While he’s grown in so many ways, there are still things he carries with him—more than a laissez faire attitude towards matching shoes—like that same mindset that brought back cleats to teammates that will also see him stop for any picture even in a mall parking lot, or the determination to be there for the teammates around him, or the emotion that he’s always worn on his sleeve that helps Ginger know when a game has changed.

“When he puts the helmet on and I see his eye’s, I still see that little kid… when he gets in the zone, he gets this look on his face and I knew when he did that touchdown [in the 2nd quarter against Michigan] like ok this is gonna be good. I just knew the rest of the game was gonna be good.”

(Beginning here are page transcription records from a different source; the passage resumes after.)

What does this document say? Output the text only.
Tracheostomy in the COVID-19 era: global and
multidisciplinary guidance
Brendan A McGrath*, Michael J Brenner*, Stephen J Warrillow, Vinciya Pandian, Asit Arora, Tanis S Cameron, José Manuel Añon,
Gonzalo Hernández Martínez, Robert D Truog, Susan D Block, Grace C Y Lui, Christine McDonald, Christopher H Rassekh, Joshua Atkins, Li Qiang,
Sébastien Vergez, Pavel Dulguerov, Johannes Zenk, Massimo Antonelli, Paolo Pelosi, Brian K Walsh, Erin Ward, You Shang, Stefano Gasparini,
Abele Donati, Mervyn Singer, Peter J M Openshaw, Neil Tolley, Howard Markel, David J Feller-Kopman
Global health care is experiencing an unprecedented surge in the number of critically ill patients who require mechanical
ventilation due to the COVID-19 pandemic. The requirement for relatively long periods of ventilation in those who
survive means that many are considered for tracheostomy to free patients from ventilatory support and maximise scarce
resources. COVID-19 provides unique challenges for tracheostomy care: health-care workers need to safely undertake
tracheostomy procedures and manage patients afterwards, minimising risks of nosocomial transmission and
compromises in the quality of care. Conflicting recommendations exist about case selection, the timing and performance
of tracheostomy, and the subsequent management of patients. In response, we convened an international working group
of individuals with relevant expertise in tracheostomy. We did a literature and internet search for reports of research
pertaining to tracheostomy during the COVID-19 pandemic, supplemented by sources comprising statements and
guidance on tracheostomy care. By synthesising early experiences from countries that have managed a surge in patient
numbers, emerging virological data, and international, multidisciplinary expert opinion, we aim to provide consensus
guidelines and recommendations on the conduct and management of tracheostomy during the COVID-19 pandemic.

She was right. After she saw his eyes and he flashed her the heart sign, the Gators outscored the Wolverines 28-5 and Franks was named the offensive MVP. He had to compose himself before heading on stage, overcome with the emotion Ginger mentioned he’s no longer holding back and sending a smile to his mom in the stands who was watching all of her patience pay off.

“It was just relief of a lot of different things that had accumulated over several years and just a release, excited for the team and just everything going the way it should go.

“I’m excited about next year…he’s got good coaches and they’re helping him with his confidence and what he needs to do. It’s all worked out really well.”